Der Polarforscher und Expeditionsleiter Sir Ernest Shackleton wurde durch seine Antarktis-Expedition (1914-1917) weltberühmt. Nicht etwa, weil er den Südpol erreichte, sondern weil er nach dem Untergang des Expeditionsschiffes im Packeis und nach einer abenteuerlichen Odyssee im Eismeer seine gesamte Mannschaft (27 Männer) lebend zurückbrachte.

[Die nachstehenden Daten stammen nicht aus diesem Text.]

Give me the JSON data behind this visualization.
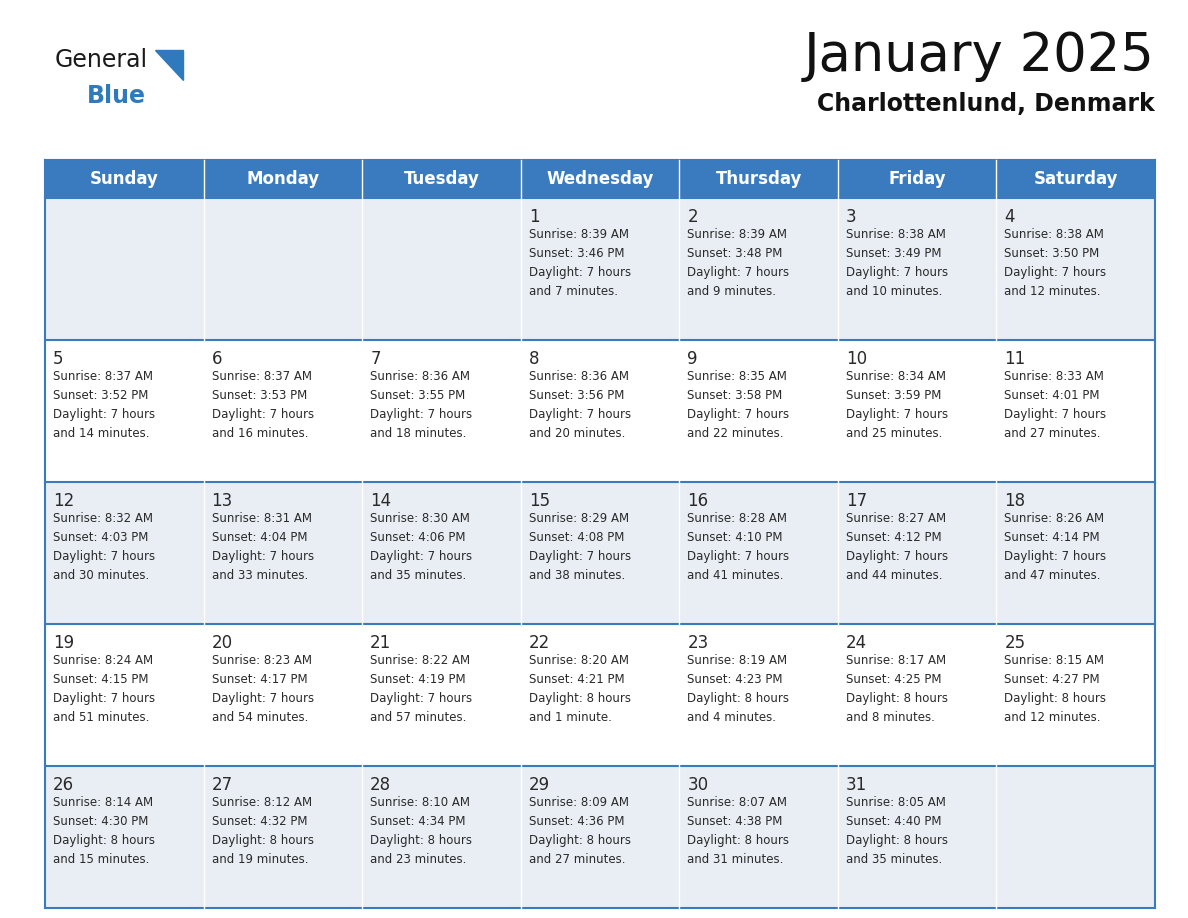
{
  "title": "January 2025",
  "subtitle": "Charlottenlund, Denmark",
  "header_color": "#3a7bbf",
  "header_text_color": "#ffffff",
  "cell_bg_even": "#e8eef4",
  "cell_bg_odd": "#ffffff",
  "line_color": "#3a7bbf",
  "text_color": "#2a2a2a",
  "days_of_week": [
    "Sunday",
    "Monday",
    "Tuesday",
    "Wednesday",
    "Thursday",
    "Friday",
    "Saturday"
  ],
  "weeks": [
    [
      {
        "day": null,
        "info": null
      },
      {
        "day": null,
        "info": null
      },
      {
        "day": null,
        "info": null
      },
      {
        "day": "1",
        "info": "Sunrise: 8:39 AM\nSunset: 3:46 PM\nDaylight: 7 hours\nand 7 minutes."
      },
      {
        "day": "2",
        "info": "Sunrise: 8:39 AM\nSunset: 3:48 PM\nDaylight: 7 hours\nand 9 minutes."
      },
      {
        "day": "3",
        "info": "Sunrise: 8:38 AM\nSunset: 3:49 PM\nDaylight: 7 hours\nand 10 minutes."
      },
      {
        "day": "4",
        "info": "Sunrise: 8:38 AM\nSunset: 3:50 PM\nDaylight: 7 hours\nand 12 minutes."
      }
    ],
    [
      {
        "day": "5",
        "info": "Sunrise: 8:37 AM\nSunset: 3:52 PM\nDaylight: 7 hours\nand 14 minutes."
      },
      {
        "day": "6",
        "info": "Sunrise: 8:37 AM\nSunset: 3:53 PM\nDaylight: 7 hours\nand 16 minutes."
      },
      {
        "day": "7",
        "info": "Sunrise: 8:36 AM\nSunset: 3:55 PM\nDaylight: 7 hours\nand 18 minutes."
      },
      {
        "day": "8",
        "info": "Sunrise: 8:36 AM\nSunset: 3:56 PM\nDaylight: 7 hours\nand 20 minutes."
      },
      {
        "day": "9",
        "info": "Sunrise: 8:35 AM\nSunset: 3:58 PM\nDaylight: 7 hours\nand 22 minutes."
      },
      {
        "day": "10",
        "info": "Sunrise: 8:34 AM\nSunset: 3:59 PM\nDaylight: 7 hours\nand 25 minutes."
      },
      {
        "day": "11",
        "info": "Sunrise: 8:33 AM\nSunset: 4:01 PM\nDaylight: 7 hours\nand 27 minutes."
      }
    ],
    [
      {
        "day": "12",
        "info": "Sunrise: 8:32 AM\nSunset: 4:03 PM\nDaylight: 7 hours\nand 30 minutes."
      },
      {
        "day": "13",
        "info": "Sunrise: 8:31 AM\nSunset: 4:04 PM\nDaylight: 7 hours\nand 33 minutes."
      },
      {
        "day": "14",
        "info": "Sunrise: 8:30 AM\nSunset: 4:06 PM\nDaylight: 7 hours\nand 35 minutes."
      },
      {
        "day": "15",
        "info": "Sunrise: 8:29 AM\nSunset: 4:08 PM\nDaylight: 7 hours\nand 38 minutes."
      },
      {
        "day": "16",
        "info": "Sunrise: 8:28 AM\nSunset: 4:10 PM\nDaylight: 7 hours\nand 41 minutes."
      },
      {
        "day": "17",
        "info": "Sunrise: 8:27 AM\nSunset: 4:12 PM\nDaylight: 7 hours\nand 44 minutes."
      },
      {
        "day": "18",
        "info": "Sunrise: 8:26 AM\nSunset: 4:14 PM\nDaylight: 7 hours\nand 47 minutes."
      }
    ],
    [
      {
        "day": "19",
        "info": "Sunrise: 8:24 AM\nSunset: 4:15 PM\nDaylight: 7 hours\nand 51 minutes."
      },
      {
        "day": "20",
        "info": "Sunrise: 8:23 AM\nSunset: 4:17 PM\nDaylight: 7 hours\nand 54 minutes."
      },
      {
        "day": "21",
        "info": "Sunrise: 8:22 AM\nSunset: 4:19 PM\nDaylight: 7 hours\nand 57 minutes."
      },
      {
        "day": "22",
        "info": "Sunrise: 8:20 AM\nSunset: 4:21 PM\nDaylight: 8 hours\nand 1 minute."
      },
      {
        "day": "23",
        "info": "Sunrise: 8:19 AM\nSunset: 4:23 PM\nDaylight: 8 hours\nand 4 minutes."
      },
      {
        "day": "24",
        "info": "Sunrise: 8:17 AM\nSunset: 4:25 PM\nDaylight: 8 hours\nand 8 minutes."
      },
      {
        "day": "25",
        "info": "Sunrise: 8:15 AM\nSunset: 4:27 PM\nDaylight: 8 hours\nand 12 minutes."
      }
    ],
    [
      {
        "day": "26",
        "info": "Sunrise: 8:14 AM\nSunset: 4:30 PM\nDaylight: 8 hours\nand 15 minutes."
      },
      {
        "day": "27",
        "info": "Sunrise: 8:12 AM\nSunset: 4:32 PM\nDaylight: 8 hours\nand 19 minutes."
      },
      {
        "day": "28",
        "info": "Sunrise: 8:10 AM\nSunset: 4:34 PM\nDaylight: 8 hours\nand 23 minutes."
      },
      {
        "day": "29",
        "info": "Sunrise: 8:09 AM\nSunset: 4:36 PM\nDaylight: 8 hours\nand 27 minutes."
      },
      {
        "day": "30",
        "info": "Sunrise: 8:07 AM\nSunset: 4:38 PM\nDaylight: 8 hours\nand 31 minutes."
      },
      {
        "day": "31",
        "info": "Sunrise: 8:05 AM\nSunset: 4:40 PM\nDaylight: 8 hours\nand 35 minutes."
      },
      {
        "day": null,
        "info": null
      }
    ]
  ],
  "logo_general_color": "#1a1a1a",
  "logo_blue_color": "#2e7abd",
  "logo_triangle_color": "#2e7abd",
  "title_fontsize": 38,
  "subtitle_fontsize": 17,
  "header_fontsize": 12,
  "day_number_fontsize": 12,
  "cell_text_fontsize": 8.5
}
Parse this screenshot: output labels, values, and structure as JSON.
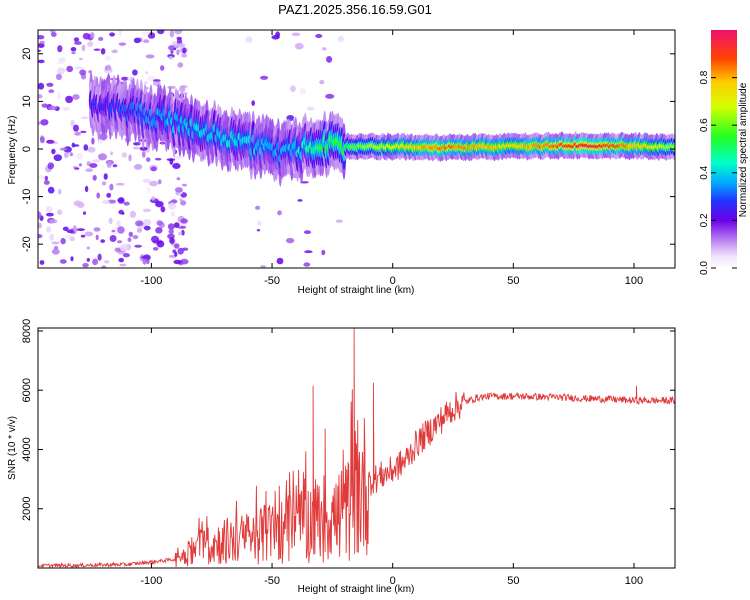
{
  "title": "PAZ1.2025.356.16.59.G01",
  "chart_data": [
    {
      "type": "heatmap",
      "xlabel": "Height of straight line (km)",
      "ylabel": "Frequency (Hz)",
      "xlim": [
        -147,
        117
      ],
      "ylim": [
        -25,
        25
      ],
      "xticks": [
        -100,
        -50,
        0,
        50,
        100
      ],
      "xtick_labels": [
        "-100",
        "-50",
        "0",
        "50",
        "100"
      ],
      "yticks": [
        -20,
        -10,
        0,
        10,
        20
      ],
      "ytick_labels": [
        "-20",
        "-10",
        "0",
        "10",
        "20"
      ],
      "ridge": {
        "description_points_height_km": [
          -120,
          -100,
          -80,
          -60,
          -45,
          -30,
          -20,
          0,
          20,
          50,
          80,
          100,
          117
        ],
        "center_freq_hz": [
          9,
          7,
          4,
          1,
          -1,
          1,
          0.5,
          0.5,
          0.3,
          0.5,
          0.8,
          0.6,
          0.5
        ],
        "peak_amplitude": [
          0.25,
          0.35,
          0.4,
          0.4,
          0.35,
          0.5,
          0.55,
          0.7,
          0.85,
          0.75,
          0.95,
          0.8,
          0.6
        ]
      },
      "colorbar": {
        "label": "Normalized spectral amplitude",
        "range": [
          0,
          1
        ],
        "ticks": [
          0,
          0.2,
          0.4,
          0.6,
          0.8
        ],
        "tick_labels": [
          "0.0",
          "0.2",
          "0.4",
          "0.6",
          "0.8"
        ]
      }
    },
    {
      "type": "line",
      "xlabel": "Height of straight line (km)",
      "ylabel": "SNR (10 * v/v)",
      "xlim": [
        -147,
        117
      ],
      "ylim": [
        0,
        8100
      ],
      "xticks": [
        -100,
        -50,
        0,
        50,
        100
      ],
      "xtick_labels": [
        "-100",
        "-50",
        "0",
        "50",
        "100"
      ],
      "yticks": [
        2000,
        4000,
        6000,
        8000
      ],
      "ytick_labels": [
        "2000",
        "4000",
        "6000",
        "8000"
      ],
      "series": [
        {
          "name": "SNR",
          "color": "#e03a3a",
          "x": [
            -147,
            -130,
            -110,
            -100,
            -90,
            -80,
            -70,
            -60,
            -50,
            -40,
            -30,
            -20,
            -15,
            -10,
            -5,
            0,
            5,
            10,
            15,
            20,
            25,
            30,
            35,
            40,
            50,
            60,
            70,
            80,
            90,
            100,
            110,
            117
          ],
          "values": [
            80,
            90,
            120,
            200,
            300,
            700,
            900,
            1000,
            1200,
            1400,
            1700,
            1800,
            2600,
            2900,
            3100,
            3300,
            3600,
            4200,
            4600,
            5000,
            5400,
            5600,
            5750,
            5800,
            5800,
            5780,
            5760,
            5720,
            5700,
            5650,
            5650,
            5650
          ],
          "spikes": [
            {
              "x": -33,
              "y": 6150
            },
            {
              "x": -28,
              "y": 4700
            },
            {
              "x": -16,
              "y": 8100
            },
            {
              "x": -8,
              "y": 6250
            },
            {
              "x": 101,
              "y": 6150
            }
          ]
        }
      ]
    }
  ],
  "colors": {
    "snr_line": "#e03a3a",
    "frame": "#000000"
  }
}
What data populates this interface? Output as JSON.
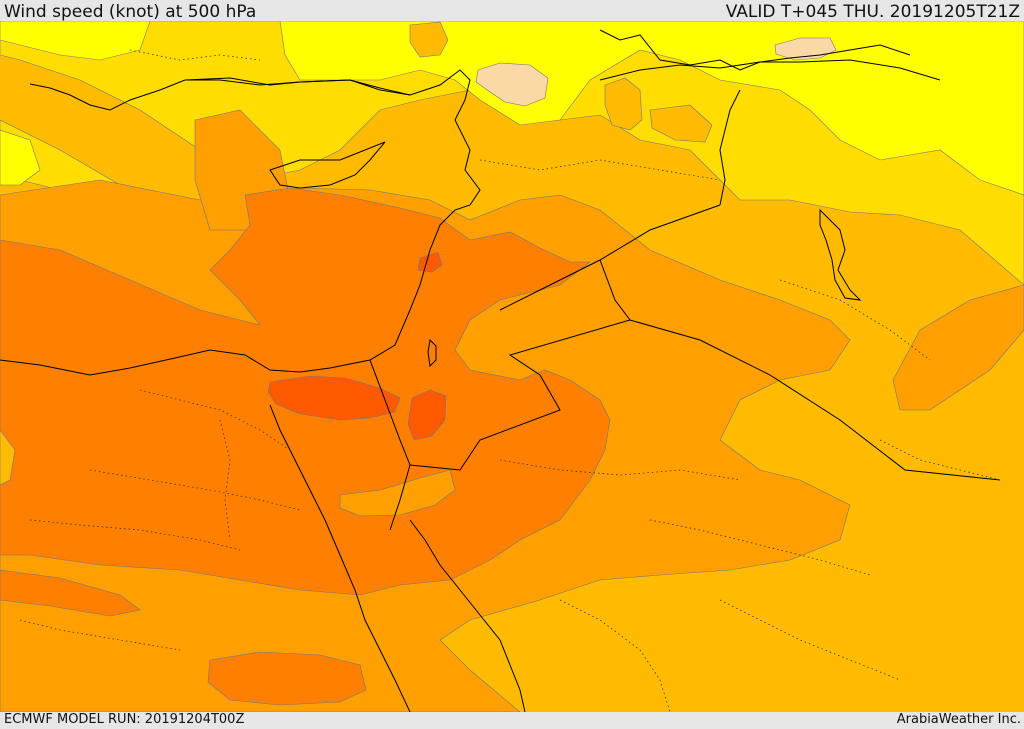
{
  "header": {
    "title": "Wind speed (knot) at 500 hPa",
    "valid": "VALID T+045 THU. 20191205T21Z"
  },
  "footer": {
    "model_run": "ECMWF MODEL RUN: 20191204T00Z",
    "credit": "ArabiaWeather Inc."
  },
  "colors": {
    "frame": "#e6e6e6",
    "band_weakest": "#fbd9a6",
    "band_yellow": "#ffff00",
    "band_gold": "#ffdd00",
    "band_amber": "#ffbb00",
    "band_orange": "#ff9f00",
    "band_dark_orange": "#ff8000",
    "band_strongest": "#ff5a00",
    "coastline": "#000000",
    "border": "#000000"
  }
}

Im Dez. 1914 brach Shackleton mit seinem Schiff von der Walfängerstation auf der Insel Südgeorgien nach Süden auf. Als er sah, dass sie hoffnungslos im Eis gefangen waren und das Schiff unterging, hatte er nur mehr ein Ziel, nämlich alles zu tun, um seine Mannschaft wieder heil nach Haus zu bringen. Er führte seine Leute mit viel Verantwortungsbewusstsein, Einfühlungsvermögen, Moral und strahlte im Vertrauen auf die Vorsehung einen Optimismus aus, mit dem er in jedem Rückschlag eine neue Chance sah. Er hat von seinen Leuten viel verlangt, aber war auch selber bereit, mit großer Selbstlosigkeit, alles zu geben. Als z.B. einer aus der Crew bei einer Bootsfahrt seine Handschuhe verlor, gab ihm Shackleton die seinen und hatte als Konsequenz unter Erfrierungen seiner Finger zu leiden.
Sie haben fast zwei Jahre festgesessen in dieser unwirtlichen Welt. Mit den Rettungsbooten konnten sie Elephant Island erreichen. Shackleton beschloss dann, mit fünf Männern in einem der Rettungsboote die über tausend Kilometer entfernte Walfangstation auf der Insel Südgeorgien zu erreichen, von der sie aufgebrochen waren. 15 Tage lang waren sie unterwegs auf einer Nussschale in einem riesigen Ozean. Völlig erschöpft kamen die sechs Männer in Südgeorgien an, aber auf der falschen Seite. Die Station war auf der anderen Seite der Insel, die mit hohen verschneiten Bergketten durchzogen war.
Shackleton machte sich mit zwei Gefährten auf den Weg über die Berge. Es war ein Gewaltmarsch von 36 Stunden mit nur kurzen Pausen. Bei einer dieser Pausen waren seine Gefährten vor völliger Erschöpfung sofort eingeschlafen. Shackleton wusste natürlich, wenn sie ein paar Minuten zu lange schlafen, werden sie an Erfrierung sterben. Er hat sie nach 5 Minuten geweckt. Und als sie ihn fragten, wie lange sie geschlafen haben, sagte er, eine halbe Stunde, um ihnen den Mut zu vermitteln, dass sie ausgeruht sind und genug Kraft haben, um die Berge zu überwinden. Und sie hatten es geschafft, die Station erreicht. Nach vielen vergeblichen Versuchen gelang es Shackleton auch, die gesamte zurückgelassene Mannschaft auf Elephant Island zu retten.
Es war wie ein Wunder, denn viele andere Expeditionen, die in dieser Zeit unternommen wurden, verzeichneten eine Reihe von Todesopfern.
Es wurde später viel über den weisen und klugen Führungsstil von Shackleton geschrieben. Kennzeichnend war für ihn vor allem die Selbstlosigkeit, mit der er sich immer um das Wohl seiner Gefährten sorgte. Er war kein besonders religiöser Mann, aber er war sich dessen bewusst, dass Gottes Vorsehung ihn auch in allen Rückschlägen begleitet. In sein Tagebuch schrieb er:
“Wenn ich auf diese Tage zurückblicke, habe ich keinen Zweifel daran, dass die Vorsehung uns nicht nur über diese Schneefelder, sondern auch über das sturmweiße Meer führte, das Elephant Island von unserem Landeplatz auf Südgeorgien trennte. Ich weiß, dass es mir während dieses langen und quälenden Marsches von sechsunddreißig Stunden über die namenlosen Berge und Gletscher Südgeorgiens oft vorkam, als wären wir vier und nicht drei. Ich habe meinen Kameraden gegenüber nichts dazu gesagt, aber später sagte Worsley zu mir: ‘Boss, ich hatte auf dem Marsch das seltsame Gefühl, dass noch eine weitere Person bei uns war.’ Crean gestand, dass er denselben Gedanken hatte.”
Gott ist bei denen, die sich selbstlos hingeben zum Heil und zur Rettung der andern.